Cryopolymerization‐Enabled Superelastic and Thermomechanically Robust Silica‐Sheathing Nanofibrous Aerogels for Solar‐Thermal Regulatory Cooling

Abstract Aerogels show significant potential for subambient thermal regulation in energy‐efficient buildings and personal thermal management under intense sunlight and hot conditions owing to their unique combination of thermal superinsulation and solar scattering characteristics. However, traditional aerogels encounter challenges in balancing mechanical flexibility with high‐temperature stability. Herein, a straightforward and scalable cryopolymerization strategy is presented for preparing a superelastic and thermomechanically robust silica‐sheathing nanofibrous aerogel. During cryopolymerization, cryogenic conditions create an ice crystal‐constrained microenvironment with interwoven cellulose nanofibers and concentrated silicate monomers. This confined microenvironment promotes the in situ condensation polymerization of high‐concentration silicates into porous silica nanoclusters predominantly on the nanofiber surfaces, resulting in an aerogel composed of bacterial nanocellulose cores encapsulated by silica sheaths.

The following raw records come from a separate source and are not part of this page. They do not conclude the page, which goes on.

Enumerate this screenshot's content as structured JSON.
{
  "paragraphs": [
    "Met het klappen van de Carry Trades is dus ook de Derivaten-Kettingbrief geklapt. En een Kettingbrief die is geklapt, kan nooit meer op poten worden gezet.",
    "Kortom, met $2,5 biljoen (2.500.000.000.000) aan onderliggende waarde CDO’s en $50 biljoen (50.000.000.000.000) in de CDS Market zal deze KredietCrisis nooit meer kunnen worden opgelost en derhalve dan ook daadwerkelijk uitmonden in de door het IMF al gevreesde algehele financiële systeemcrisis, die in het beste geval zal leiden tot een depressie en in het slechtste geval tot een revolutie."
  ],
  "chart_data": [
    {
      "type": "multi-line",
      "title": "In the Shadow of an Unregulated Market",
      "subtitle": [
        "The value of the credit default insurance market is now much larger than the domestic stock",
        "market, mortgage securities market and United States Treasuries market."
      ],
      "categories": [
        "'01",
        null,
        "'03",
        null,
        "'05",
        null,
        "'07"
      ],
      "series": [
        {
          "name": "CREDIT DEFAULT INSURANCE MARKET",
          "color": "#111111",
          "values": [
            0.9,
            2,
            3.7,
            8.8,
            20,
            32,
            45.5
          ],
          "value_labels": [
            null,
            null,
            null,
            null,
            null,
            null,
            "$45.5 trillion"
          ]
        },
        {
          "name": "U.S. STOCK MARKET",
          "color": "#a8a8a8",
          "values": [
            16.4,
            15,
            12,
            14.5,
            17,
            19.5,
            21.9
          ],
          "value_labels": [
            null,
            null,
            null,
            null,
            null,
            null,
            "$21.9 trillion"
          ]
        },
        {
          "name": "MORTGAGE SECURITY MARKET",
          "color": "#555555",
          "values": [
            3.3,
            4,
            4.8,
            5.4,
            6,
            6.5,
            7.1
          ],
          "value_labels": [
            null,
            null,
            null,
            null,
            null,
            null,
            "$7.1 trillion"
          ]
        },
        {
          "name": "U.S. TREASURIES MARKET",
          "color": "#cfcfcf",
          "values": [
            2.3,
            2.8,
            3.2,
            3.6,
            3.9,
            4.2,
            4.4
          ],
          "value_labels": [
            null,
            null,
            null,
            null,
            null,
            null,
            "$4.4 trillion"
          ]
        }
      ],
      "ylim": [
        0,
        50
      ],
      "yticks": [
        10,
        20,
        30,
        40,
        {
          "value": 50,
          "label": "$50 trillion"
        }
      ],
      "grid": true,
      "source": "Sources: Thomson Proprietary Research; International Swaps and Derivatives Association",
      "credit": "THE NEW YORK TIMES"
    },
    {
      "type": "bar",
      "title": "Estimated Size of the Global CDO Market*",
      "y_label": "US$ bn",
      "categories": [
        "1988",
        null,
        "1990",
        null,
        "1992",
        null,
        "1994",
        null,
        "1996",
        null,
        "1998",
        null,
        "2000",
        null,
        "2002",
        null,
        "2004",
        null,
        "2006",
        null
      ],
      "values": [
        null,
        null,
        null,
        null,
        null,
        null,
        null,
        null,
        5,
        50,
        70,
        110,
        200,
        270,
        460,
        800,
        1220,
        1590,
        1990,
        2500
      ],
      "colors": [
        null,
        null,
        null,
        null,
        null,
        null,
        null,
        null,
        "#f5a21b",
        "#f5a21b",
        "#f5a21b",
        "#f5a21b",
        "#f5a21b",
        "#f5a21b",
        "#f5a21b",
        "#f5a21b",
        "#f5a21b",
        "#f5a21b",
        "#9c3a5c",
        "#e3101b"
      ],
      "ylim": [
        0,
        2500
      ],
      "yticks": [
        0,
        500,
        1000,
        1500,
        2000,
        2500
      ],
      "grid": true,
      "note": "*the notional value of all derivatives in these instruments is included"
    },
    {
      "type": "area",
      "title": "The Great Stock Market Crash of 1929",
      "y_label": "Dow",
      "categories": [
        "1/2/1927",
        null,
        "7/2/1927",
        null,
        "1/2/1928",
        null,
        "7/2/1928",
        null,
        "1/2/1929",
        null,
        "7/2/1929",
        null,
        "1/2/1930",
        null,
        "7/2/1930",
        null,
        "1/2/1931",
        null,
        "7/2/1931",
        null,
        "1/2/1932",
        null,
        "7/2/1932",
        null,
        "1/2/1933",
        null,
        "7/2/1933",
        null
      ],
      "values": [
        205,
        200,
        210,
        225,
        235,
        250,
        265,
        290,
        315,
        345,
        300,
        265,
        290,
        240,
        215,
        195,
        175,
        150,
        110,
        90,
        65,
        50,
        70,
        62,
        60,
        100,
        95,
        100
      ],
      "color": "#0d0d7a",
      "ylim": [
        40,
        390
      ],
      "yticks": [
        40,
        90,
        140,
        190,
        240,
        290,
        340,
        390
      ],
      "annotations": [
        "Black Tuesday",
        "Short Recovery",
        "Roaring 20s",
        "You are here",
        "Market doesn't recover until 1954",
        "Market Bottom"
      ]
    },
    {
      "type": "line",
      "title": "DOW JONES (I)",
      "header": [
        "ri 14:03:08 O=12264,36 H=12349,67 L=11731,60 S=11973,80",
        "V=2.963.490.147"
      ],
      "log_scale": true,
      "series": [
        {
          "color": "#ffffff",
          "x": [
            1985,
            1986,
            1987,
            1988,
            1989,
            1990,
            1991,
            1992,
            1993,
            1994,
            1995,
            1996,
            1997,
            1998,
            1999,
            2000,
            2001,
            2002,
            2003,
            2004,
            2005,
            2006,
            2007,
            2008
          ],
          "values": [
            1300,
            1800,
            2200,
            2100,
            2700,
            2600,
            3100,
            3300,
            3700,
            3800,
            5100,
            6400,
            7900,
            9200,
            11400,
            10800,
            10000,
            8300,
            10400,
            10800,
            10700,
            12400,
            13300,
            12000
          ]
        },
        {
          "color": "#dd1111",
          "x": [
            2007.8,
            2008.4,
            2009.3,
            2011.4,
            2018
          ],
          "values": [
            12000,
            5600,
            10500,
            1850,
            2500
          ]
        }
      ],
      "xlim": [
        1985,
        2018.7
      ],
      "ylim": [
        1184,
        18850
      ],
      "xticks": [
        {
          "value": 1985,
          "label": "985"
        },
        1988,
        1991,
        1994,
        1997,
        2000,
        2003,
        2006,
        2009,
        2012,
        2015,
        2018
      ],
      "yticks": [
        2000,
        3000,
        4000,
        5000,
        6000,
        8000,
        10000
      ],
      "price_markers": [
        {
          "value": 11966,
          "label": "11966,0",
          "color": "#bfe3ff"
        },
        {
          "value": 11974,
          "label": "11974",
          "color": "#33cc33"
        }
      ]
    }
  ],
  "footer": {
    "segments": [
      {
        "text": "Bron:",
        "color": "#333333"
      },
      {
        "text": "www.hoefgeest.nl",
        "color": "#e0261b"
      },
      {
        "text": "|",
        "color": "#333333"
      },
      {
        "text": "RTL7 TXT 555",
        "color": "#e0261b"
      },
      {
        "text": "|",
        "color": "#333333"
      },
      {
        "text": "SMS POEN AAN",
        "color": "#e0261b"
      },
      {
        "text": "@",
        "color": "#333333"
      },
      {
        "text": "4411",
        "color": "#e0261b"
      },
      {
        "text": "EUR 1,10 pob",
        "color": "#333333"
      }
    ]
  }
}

These aerogels demonstrate remarkable mechanical elasticity and thermal superinsulation, maintaining high stability even after prolonged exposure to calcination at 800 °C and direct exposure to 1200 °C butane flames. By precisely modulating sunlight and mid‐infrared light, these aerogels achieve a high solar reflectivity of 96.2% and an atmospheric window emissivity of 97.5% in extremely hot environments. Consequently, these parasitic‐heat‐insulating aerogels serve as energy‐efficient solar‐thermal regulatory cooling materials, achieving a notable temperature reduction of 11.4 °C for subambient environments under intense sunlight exposure and hot conditions.